Fokus persaingan di industri wearable telah bergeser dari spesifikasi teknis ke kekuatan ekosistem, menurut Research Manager Omdia, Cynthia Chen. Menurutnya, faktor integrasi yang erat antara perangkat seperti ponsel, tablet, dan rumah pintar kini menjadi kunci dalam mempertahankan loyalitas pengguna.

Xiaomi berhasil menguasai pasar berkat produk wearable yang sangat beragam, termasuk seri Mi Band yang populer di segmen harga terjangkau. Penjualan jam tangan pintar entry-level juga membantu meningkatkan rata-rata harga jual perusahaan.

Strategi ekosistem “Human × Car × Home” yang diterapkan Xiaomi mengintegrasikan fungsi perangkat wearable dengan produk lain dalam satu sistem yang terpadu. Strategi ini meningkatkan daya saing mereka di pasar global.

Apple tetap menjadi pemimpin di segmen perangkat kelas atas berkat keunggulan integrasi dengan iPhone dan fitur kesehatan yang terus dikembangkan. Namun, pertumbuhan pengiriman Apple hanya mencapai 5% di kuartal pertama 2025.

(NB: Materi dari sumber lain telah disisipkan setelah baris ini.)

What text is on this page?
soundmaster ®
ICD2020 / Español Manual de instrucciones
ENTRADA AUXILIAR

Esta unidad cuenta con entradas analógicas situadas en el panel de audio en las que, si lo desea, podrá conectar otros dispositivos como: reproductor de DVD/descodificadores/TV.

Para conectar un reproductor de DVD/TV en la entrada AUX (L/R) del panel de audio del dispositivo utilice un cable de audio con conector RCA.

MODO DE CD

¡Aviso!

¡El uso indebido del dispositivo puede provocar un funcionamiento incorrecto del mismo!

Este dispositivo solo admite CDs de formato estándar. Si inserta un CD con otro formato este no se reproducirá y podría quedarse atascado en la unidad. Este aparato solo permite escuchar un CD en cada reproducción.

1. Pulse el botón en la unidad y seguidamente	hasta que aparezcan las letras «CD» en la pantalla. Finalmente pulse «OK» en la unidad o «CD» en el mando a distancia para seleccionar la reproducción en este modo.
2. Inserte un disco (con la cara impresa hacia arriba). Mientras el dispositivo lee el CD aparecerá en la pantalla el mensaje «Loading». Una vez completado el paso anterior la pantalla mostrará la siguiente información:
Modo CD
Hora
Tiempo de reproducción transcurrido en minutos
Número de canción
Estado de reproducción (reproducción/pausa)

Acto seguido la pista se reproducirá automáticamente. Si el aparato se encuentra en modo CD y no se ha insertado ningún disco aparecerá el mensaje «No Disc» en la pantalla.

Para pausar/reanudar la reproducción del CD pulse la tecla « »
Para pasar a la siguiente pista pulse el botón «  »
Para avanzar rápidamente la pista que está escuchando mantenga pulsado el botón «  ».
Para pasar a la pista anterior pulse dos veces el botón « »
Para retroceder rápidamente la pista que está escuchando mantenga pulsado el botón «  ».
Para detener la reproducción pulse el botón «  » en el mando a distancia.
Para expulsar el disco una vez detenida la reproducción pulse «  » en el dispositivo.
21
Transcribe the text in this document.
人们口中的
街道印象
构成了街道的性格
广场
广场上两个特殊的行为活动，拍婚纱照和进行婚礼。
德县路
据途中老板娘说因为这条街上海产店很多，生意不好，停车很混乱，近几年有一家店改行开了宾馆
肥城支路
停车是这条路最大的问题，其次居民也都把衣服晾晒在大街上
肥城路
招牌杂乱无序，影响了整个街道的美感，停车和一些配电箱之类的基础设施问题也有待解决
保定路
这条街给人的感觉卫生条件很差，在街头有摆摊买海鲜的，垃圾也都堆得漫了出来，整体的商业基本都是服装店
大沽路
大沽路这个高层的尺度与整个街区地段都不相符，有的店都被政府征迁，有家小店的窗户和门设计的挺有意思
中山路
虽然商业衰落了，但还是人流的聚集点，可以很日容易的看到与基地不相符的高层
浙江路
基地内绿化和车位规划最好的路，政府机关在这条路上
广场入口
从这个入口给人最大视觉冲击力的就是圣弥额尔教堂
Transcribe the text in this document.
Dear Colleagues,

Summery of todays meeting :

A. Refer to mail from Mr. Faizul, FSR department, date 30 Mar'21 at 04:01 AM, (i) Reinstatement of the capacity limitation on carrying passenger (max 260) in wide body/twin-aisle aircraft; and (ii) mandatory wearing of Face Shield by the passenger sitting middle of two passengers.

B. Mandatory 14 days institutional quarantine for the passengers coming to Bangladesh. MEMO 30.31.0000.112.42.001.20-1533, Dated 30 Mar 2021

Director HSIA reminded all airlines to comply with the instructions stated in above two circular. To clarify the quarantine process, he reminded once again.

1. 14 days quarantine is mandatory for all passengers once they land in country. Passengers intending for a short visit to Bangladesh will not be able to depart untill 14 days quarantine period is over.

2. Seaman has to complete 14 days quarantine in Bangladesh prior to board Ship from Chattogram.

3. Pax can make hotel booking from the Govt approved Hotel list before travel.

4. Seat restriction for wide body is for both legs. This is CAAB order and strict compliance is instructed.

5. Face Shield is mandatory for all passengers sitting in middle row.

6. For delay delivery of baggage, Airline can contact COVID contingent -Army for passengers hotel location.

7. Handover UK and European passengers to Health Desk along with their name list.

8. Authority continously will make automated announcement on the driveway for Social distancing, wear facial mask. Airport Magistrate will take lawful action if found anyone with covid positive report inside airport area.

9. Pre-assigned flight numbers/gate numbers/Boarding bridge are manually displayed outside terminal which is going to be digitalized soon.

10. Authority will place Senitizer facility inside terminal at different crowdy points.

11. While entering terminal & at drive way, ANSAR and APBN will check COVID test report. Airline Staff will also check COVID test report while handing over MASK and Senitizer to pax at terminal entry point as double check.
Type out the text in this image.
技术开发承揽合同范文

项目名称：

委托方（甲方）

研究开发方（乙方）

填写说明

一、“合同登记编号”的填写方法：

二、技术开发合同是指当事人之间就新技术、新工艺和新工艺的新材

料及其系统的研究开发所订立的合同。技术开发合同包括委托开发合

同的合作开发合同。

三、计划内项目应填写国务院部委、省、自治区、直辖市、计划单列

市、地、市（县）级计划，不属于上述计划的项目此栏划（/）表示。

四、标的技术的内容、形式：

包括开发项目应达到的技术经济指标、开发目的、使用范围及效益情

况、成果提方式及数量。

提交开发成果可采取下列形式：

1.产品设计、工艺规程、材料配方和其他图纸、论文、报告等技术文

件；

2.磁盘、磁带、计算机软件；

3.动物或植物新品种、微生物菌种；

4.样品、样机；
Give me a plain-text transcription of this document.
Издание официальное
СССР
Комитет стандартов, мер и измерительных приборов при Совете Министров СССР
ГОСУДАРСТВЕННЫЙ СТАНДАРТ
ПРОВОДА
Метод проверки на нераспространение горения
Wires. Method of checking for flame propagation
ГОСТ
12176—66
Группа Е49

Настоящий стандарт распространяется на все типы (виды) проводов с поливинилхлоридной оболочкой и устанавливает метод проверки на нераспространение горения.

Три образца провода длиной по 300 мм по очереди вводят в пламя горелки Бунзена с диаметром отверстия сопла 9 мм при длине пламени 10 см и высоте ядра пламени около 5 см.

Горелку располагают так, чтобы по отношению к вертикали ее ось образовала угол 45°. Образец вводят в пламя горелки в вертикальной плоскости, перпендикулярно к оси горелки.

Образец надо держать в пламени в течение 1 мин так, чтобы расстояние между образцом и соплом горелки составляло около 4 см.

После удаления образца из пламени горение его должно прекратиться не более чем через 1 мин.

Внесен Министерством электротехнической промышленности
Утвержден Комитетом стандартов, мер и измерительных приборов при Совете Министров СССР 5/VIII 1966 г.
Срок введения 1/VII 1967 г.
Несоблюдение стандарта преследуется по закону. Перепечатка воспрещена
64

Data dari Canalys menunjukkan Xiaomi mengalami lonjakan pengiriman sebesar 44% pada kuartal pertama 2025 dengan total 8,7 juta unit. Ini menandai posisi kepemimpinan pertama mereka sejak 2021.

Samsung mencatat pertumbuhan paling pesat di antara para pesaing utama, yaitu 74% menjadi 4,9 juta unit. Kesuksesan Samsung berasal dari kombinasi smart band terjangkau dan jam tangan premium.

Garmin melengkapi posisi lima besar dengan pengiriman 1,8 juta unit serta kenaikan tahunan stabil 10%. Pasar global untuk wearable band juga menunjukkan pemulihan dengan pertumbuhan 13% menjadi 46,6 juta unit pada awal 2025.

Integrasi teknologi dan pengembangan ekosistem perangkat menjadi faktor kunci yang membedakan Xiaomi dari kompetitor. Kesuksesan ini menunjukkan tren baru dalam industri wearable yang tidak hanya mengandalkan hardware, tetapi juga sinergi antarperangkat.

Dengan mengusung portofolio produk yang luas dan inovasi berbasis ekosistem, Xiaomi mampu mengukuhkan posisi sebagai pemimpin pasar wearable dunia di tahun 2025. Strategi ini berpotensi memperkuat dominasi mereka di masa mendatang.